Not totally fair.  If you were really trying to mine on the Altair,
you'd microcode it.  The article mentions this.  That would likely
make it at least 10 times faster (pure guess).

<https://www.manualslib.com/manual/1254201/Xerox-Alto-I.html?page=6#manual>

- 400000 instructions/second for compiled BCPL vs
  6000000 microcode instructions/second

- "the SHA-256 algorithm makes heavy use of Boolean operations
  including exclusive-OR and OR. These are pretty basic instructions
  that you'd find on even something as primitive as the 6502, but the
  Alto doesn't have them"
  I'm pretty sure that the microcode does have these operations
  because the ALU is a naked sn74181 and that has such functions.

- "SHA-256 heavily uses bit shift and rotate operations.
  Modern processors typically have a "barrel shifter" that lets you
  shift by as many bits as you want in one step. The Alto's shift
  instructions, on the other hand, only shift a single bit.

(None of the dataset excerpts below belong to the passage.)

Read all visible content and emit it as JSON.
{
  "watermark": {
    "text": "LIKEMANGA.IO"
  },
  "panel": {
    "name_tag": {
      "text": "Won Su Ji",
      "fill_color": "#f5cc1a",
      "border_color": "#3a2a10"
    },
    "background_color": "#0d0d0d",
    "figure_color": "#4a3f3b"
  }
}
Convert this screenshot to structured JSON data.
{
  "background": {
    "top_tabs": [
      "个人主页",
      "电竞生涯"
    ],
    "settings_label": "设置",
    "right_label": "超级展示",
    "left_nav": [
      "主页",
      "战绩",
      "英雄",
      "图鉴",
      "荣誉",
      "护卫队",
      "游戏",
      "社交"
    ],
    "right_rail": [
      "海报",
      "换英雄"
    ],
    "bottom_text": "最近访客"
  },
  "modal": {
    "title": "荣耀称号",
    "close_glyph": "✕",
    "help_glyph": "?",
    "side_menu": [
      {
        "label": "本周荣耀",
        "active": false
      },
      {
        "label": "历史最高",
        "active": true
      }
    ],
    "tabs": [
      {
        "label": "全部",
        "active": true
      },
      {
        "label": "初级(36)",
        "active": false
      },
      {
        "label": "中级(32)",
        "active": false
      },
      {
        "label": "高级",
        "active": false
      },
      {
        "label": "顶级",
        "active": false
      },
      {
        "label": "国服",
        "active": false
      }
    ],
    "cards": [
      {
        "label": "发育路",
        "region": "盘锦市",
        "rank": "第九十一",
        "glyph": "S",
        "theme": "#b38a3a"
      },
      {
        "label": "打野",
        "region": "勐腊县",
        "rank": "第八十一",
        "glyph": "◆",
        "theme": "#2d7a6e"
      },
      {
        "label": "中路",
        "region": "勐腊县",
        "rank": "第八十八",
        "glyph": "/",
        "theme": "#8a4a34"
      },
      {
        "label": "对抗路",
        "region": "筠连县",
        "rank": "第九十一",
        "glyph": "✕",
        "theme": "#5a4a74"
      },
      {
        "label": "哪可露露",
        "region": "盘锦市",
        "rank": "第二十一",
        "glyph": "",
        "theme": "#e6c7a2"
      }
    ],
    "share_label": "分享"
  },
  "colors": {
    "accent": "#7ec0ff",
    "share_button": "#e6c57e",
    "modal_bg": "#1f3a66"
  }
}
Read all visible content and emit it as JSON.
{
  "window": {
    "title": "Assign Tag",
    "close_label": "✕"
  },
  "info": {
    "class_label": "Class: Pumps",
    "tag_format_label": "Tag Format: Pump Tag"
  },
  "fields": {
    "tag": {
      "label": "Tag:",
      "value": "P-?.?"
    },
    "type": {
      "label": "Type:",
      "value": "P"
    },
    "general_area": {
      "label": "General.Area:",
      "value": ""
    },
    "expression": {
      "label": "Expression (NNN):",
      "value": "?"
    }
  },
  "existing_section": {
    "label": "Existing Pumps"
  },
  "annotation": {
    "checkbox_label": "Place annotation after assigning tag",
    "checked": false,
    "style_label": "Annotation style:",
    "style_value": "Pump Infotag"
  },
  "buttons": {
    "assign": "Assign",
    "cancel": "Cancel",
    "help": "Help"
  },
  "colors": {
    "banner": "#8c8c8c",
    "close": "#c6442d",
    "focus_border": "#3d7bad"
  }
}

Thus, to
  shift by, say 10 bits, the Alto code calls a subroutine that performs
  10 separate shift instructions."

  The microcode does only have a one-bit shifter but it can also
  rotate by 8 bits (a byte swap, I guess).  To efficiently shift
  by 8 bits, one could exploit this feature.

  Also, since the words are 16 bits, shifting a larger entity by 16
  bits can be probably be accomplished by shuffling the words.  One
  could thus implement a shift by 10 as a shuffle and a shift by 6 (10
  = 16 - 6).

- the microcode seems to have an RSEL (register select field) of 5
  bits so it likely has 32 registers (of 16 bits).  If that is enough
  to calculate a hash, the speedup would be considerable.